Their father was a bootlegger. Sanders says, "I can still see Dad and Mom sitting there at the Masters." With a split grip, the old man had attempted only one golf shot his whole life, just to see what all the fuss was about. Since the hit was pretty straight and fairly solid, thereafter he considered it an easy game. He'd tell Hogan, "If you ever need any help, Ben, come see me. I'll show you how to do it."
Mom was a piney-woods linguist-"She spoke three languages," Sanders says. "Fluent Georgian, fluent Texan and a little English." Her features were soft and delicate, but her eyes never completely let go of the cotton mill, the kitchen stove and the Depression. "She was a dream mom.

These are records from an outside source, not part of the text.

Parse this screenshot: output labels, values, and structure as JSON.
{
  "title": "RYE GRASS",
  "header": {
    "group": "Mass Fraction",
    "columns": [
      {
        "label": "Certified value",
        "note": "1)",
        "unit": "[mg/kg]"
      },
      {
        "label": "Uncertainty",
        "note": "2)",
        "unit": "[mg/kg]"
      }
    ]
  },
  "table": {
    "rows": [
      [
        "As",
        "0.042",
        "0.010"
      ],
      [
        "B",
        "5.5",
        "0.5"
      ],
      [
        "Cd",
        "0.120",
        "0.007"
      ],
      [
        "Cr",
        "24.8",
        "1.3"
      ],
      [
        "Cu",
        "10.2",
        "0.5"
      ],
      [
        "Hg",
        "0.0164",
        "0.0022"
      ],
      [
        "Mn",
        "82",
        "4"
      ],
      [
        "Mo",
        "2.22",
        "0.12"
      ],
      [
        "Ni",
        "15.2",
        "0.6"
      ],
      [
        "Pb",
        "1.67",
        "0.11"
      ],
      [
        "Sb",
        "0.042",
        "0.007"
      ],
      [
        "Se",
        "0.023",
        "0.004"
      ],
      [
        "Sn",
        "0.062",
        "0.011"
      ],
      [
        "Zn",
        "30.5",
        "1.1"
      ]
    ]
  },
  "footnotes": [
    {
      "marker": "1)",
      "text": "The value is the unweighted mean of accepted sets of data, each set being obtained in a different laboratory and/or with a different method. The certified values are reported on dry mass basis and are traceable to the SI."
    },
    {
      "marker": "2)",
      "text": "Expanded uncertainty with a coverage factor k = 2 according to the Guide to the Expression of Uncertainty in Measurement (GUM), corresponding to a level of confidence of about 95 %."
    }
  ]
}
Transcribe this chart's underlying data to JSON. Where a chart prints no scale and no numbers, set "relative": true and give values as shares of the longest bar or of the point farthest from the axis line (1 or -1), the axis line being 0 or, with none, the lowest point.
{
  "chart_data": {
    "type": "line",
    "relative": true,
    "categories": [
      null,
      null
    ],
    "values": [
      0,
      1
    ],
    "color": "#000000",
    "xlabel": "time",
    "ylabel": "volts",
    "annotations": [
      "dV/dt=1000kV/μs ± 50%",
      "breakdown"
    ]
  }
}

But I'm not sure if Mom ever knew what I did. When I'd leave town, she'd say, 'Son, good luck to you, in whatever you do.'
"I don't know why," Sanders says, "but I wanted to win."
The celebrity carousel
On his first airplane ride, he declined the meal, fearing it was extra. But this was not his style for long. He fell in with Dutch Harrison and Al Besselink and Tony Lema and Jimmy Demaret. "It's only when you're broke," Demaret always said, "that you can enjoy life."
Through them, Sanders found Frank Sinatra and Bing Crosby and Bob Hope and Jack Benny and Phil Harris and Dean Martin and Sammy Davis Jr. and Errol Flynn and Gene Kelly and Gene Tierney and Jill St. John. Any carousel that came around, he jumped right on.